Data Collection & Organization(Methods, Tools, Types & Techniques)

This post is also available in: हिन्दी (Hindi)

In today’s world knowledge is power, information is knowledge, and data is information in raw form. But before you can use that data for any purpose, you need to gather and organize it. This initial stage in data handling and statistics is called data collection and data organization.

Let’s understand these two terms and their significance.

What is Data?

Statistics is a branch of mathematics. It involves gathering information, summarizing it, and deciding what it means. They can help to predict such things as the weather and how sports teams will perform. They also can describe specific things about large groups of people—for example, the reading level of students, the opinions of voters, or the average weight of a city’s residents.

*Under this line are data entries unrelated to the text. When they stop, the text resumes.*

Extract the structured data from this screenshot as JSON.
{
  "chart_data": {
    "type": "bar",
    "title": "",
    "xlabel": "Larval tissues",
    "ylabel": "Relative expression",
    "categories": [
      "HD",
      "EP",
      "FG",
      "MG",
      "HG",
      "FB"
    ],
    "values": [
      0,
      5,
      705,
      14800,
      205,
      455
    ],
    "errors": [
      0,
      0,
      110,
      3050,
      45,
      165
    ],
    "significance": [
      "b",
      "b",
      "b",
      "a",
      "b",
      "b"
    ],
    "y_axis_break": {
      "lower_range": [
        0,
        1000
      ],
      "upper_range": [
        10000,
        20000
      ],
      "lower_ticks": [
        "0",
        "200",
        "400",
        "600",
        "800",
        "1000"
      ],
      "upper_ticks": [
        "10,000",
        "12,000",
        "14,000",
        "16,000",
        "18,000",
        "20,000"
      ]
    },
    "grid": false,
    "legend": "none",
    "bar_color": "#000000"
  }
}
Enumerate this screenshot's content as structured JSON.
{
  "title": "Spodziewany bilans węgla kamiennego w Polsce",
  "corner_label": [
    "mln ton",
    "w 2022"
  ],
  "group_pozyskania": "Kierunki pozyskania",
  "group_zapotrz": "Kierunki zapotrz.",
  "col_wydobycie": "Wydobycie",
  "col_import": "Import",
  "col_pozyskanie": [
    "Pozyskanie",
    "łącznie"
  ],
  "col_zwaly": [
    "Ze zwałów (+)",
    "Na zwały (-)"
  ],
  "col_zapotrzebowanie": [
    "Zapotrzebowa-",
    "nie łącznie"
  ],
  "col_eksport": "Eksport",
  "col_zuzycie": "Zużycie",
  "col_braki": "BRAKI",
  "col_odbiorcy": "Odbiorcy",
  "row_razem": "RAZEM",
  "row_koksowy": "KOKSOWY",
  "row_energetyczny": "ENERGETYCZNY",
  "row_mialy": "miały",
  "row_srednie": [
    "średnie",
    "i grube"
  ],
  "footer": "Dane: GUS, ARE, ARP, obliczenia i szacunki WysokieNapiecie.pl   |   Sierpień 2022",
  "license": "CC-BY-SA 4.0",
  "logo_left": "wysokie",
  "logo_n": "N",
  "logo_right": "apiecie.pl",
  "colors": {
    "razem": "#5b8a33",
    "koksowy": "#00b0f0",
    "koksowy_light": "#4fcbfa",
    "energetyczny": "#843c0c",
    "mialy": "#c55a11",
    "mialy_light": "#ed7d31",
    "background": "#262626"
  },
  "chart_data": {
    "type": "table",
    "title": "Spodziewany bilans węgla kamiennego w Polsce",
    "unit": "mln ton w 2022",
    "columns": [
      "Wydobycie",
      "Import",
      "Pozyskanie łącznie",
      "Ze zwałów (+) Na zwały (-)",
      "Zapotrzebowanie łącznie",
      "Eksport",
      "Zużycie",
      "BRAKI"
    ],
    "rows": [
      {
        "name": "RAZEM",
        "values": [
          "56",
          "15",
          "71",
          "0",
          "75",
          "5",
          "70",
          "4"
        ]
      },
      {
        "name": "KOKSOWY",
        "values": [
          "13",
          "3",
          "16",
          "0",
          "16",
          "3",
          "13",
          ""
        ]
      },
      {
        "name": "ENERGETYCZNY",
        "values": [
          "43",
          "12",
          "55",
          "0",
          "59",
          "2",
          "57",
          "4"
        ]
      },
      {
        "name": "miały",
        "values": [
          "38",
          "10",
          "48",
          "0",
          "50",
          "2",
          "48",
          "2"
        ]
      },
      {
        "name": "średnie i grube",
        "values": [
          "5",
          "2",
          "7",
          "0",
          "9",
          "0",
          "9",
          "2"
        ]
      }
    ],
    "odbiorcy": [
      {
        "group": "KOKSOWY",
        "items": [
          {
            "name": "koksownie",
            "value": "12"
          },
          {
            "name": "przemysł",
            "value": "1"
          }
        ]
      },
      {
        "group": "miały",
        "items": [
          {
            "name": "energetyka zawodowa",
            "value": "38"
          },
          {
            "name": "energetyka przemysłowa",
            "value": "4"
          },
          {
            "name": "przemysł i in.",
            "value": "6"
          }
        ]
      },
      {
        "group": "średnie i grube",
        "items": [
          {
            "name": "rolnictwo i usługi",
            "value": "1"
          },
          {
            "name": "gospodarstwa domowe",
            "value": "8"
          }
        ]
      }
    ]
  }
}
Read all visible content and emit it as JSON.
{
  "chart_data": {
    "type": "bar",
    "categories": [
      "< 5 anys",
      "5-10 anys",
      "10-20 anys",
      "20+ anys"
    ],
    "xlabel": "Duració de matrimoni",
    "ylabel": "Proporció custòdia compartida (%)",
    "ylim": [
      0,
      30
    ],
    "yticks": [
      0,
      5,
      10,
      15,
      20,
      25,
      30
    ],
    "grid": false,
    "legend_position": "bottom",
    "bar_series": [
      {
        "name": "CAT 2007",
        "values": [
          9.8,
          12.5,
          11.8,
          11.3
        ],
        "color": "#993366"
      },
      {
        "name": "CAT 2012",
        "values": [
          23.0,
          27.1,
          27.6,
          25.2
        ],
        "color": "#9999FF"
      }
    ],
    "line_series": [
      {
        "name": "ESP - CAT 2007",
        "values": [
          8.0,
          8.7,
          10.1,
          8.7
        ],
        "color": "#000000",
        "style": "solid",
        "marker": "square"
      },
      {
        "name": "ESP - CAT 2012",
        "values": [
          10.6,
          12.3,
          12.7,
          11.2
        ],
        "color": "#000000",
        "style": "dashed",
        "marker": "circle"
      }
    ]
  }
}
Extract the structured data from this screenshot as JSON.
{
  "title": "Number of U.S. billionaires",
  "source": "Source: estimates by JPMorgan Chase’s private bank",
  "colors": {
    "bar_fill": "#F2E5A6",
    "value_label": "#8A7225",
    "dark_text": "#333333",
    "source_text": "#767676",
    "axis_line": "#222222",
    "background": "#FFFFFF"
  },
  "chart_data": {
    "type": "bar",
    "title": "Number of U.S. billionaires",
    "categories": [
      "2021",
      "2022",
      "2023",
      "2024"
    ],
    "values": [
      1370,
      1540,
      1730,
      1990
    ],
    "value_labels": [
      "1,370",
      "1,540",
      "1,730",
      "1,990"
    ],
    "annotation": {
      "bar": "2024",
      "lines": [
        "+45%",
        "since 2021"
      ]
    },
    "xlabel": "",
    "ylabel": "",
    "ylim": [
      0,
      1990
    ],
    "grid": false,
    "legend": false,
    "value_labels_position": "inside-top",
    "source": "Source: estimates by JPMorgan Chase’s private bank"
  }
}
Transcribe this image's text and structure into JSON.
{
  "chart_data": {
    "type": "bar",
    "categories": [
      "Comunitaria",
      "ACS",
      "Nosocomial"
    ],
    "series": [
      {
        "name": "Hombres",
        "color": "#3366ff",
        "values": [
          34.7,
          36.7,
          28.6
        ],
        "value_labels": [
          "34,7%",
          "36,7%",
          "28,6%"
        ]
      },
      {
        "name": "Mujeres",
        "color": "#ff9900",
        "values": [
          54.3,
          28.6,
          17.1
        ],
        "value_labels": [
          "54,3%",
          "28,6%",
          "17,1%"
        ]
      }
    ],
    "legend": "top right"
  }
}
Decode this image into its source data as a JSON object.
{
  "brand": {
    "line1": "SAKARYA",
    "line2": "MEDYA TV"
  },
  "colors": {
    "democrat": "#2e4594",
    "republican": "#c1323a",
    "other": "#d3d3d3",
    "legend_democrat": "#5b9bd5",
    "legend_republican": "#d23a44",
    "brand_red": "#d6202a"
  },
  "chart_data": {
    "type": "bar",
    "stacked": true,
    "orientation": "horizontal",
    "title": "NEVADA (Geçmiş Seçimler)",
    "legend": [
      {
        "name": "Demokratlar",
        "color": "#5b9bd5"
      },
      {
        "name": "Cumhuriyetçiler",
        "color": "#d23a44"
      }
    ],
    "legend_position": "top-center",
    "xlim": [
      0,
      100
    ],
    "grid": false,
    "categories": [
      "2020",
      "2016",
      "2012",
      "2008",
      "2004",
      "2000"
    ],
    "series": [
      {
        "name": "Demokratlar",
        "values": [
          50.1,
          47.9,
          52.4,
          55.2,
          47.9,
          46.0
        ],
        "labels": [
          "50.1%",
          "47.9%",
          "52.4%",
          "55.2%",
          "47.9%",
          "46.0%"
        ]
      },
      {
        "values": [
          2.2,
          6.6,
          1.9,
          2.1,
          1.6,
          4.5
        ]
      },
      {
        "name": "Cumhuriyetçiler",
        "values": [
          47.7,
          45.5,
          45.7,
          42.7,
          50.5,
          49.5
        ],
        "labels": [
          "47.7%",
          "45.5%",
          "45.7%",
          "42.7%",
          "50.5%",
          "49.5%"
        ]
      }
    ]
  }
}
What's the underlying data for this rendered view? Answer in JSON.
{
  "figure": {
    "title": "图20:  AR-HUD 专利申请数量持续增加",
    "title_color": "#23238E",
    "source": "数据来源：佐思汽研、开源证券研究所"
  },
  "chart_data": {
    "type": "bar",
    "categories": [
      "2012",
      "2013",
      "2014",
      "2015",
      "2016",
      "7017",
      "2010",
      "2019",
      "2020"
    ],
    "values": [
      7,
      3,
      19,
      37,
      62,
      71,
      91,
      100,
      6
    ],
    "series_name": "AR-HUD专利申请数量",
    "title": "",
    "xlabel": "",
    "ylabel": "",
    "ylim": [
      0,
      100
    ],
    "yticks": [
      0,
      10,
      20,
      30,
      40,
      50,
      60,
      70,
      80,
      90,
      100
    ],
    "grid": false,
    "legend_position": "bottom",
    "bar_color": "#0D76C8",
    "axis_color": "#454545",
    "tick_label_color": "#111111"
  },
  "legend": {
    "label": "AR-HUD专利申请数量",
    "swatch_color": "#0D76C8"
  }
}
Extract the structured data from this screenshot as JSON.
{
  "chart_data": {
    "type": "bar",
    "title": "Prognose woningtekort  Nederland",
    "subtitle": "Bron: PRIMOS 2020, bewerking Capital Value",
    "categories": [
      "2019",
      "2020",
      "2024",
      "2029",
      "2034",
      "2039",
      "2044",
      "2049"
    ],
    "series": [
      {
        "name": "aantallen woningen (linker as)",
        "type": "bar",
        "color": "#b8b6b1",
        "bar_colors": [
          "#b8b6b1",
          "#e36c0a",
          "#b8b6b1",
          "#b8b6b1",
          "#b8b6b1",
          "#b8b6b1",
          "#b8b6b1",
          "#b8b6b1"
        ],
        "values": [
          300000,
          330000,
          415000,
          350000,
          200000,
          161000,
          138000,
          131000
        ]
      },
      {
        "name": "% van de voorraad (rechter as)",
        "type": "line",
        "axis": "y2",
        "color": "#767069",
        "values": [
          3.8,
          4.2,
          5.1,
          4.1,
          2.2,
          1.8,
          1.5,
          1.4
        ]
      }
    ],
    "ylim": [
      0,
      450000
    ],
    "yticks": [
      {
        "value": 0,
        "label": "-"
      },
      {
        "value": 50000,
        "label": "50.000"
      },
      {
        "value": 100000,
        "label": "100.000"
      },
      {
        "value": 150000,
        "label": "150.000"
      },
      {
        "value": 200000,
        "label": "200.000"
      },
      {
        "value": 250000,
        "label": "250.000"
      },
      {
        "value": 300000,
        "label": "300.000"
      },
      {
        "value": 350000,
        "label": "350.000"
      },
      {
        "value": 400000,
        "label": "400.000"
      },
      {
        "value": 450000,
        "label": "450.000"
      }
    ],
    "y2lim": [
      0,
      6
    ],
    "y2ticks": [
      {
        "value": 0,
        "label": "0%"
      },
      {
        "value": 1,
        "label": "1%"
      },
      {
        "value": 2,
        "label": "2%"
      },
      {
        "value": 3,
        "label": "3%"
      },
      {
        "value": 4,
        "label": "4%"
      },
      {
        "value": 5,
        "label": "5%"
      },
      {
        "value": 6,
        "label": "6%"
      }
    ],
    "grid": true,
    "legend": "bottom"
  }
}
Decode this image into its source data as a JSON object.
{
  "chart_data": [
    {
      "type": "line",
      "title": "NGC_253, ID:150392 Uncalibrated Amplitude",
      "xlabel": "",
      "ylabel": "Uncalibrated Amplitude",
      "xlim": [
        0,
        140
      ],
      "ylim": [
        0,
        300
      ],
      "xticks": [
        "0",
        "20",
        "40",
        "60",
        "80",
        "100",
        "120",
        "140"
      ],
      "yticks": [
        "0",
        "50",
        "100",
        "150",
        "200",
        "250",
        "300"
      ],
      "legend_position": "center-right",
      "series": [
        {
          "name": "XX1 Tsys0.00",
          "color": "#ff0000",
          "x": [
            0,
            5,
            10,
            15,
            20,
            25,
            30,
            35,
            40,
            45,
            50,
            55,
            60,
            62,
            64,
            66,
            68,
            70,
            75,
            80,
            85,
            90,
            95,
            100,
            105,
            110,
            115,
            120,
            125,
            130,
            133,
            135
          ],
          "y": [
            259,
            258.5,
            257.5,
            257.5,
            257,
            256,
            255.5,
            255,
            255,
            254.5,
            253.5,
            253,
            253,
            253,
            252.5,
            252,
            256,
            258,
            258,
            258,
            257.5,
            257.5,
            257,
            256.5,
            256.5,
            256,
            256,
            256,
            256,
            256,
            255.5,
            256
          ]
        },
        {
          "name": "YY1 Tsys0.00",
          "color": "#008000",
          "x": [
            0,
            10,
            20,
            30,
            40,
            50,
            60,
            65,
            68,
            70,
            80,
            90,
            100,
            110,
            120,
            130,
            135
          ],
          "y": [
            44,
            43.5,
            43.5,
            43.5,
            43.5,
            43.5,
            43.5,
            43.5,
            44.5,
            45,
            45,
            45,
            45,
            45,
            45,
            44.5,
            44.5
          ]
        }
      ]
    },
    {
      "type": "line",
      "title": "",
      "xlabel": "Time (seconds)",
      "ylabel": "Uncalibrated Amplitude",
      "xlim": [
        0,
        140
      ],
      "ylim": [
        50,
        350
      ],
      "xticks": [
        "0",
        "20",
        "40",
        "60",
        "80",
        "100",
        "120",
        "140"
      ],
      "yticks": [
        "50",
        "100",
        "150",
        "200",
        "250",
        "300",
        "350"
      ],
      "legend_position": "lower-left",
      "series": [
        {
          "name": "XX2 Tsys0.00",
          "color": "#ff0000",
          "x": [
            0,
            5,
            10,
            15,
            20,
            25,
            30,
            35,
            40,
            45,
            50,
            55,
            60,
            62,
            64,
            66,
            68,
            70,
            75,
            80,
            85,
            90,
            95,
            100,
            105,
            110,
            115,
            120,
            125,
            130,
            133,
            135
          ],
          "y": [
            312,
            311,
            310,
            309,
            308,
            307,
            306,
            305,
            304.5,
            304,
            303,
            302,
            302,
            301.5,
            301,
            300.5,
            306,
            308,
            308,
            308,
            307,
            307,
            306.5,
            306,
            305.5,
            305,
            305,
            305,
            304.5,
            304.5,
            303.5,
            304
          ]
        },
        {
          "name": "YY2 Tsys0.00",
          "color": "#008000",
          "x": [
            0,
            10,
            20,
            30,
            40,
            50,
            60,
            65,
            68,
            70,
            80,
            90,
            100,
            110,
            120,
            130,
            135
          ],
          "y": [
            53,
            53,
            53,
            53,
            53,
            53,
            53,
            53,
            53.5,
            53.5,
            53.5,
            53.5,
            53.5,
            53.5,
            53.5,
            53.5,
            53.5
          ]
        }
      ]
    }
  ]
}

Data is the word used to describe information. This could be facts, observations, numbers, graphs, or measurements – any kind of information that has been collected and can be analyzed. 

Data can be classified into two types.

  • Primary Data 
  • Secondary Data

What is Primary Data?

Primary data is the data that is collected for the first time through personal experiences or evidence, particularly for research. It is also described as raw data or first-hand information. The mode of assembling the information is costly, as the analysis is done by an agency or an external organization, and needs human resources and investment. The investigator supervises and controls the data collection process directly.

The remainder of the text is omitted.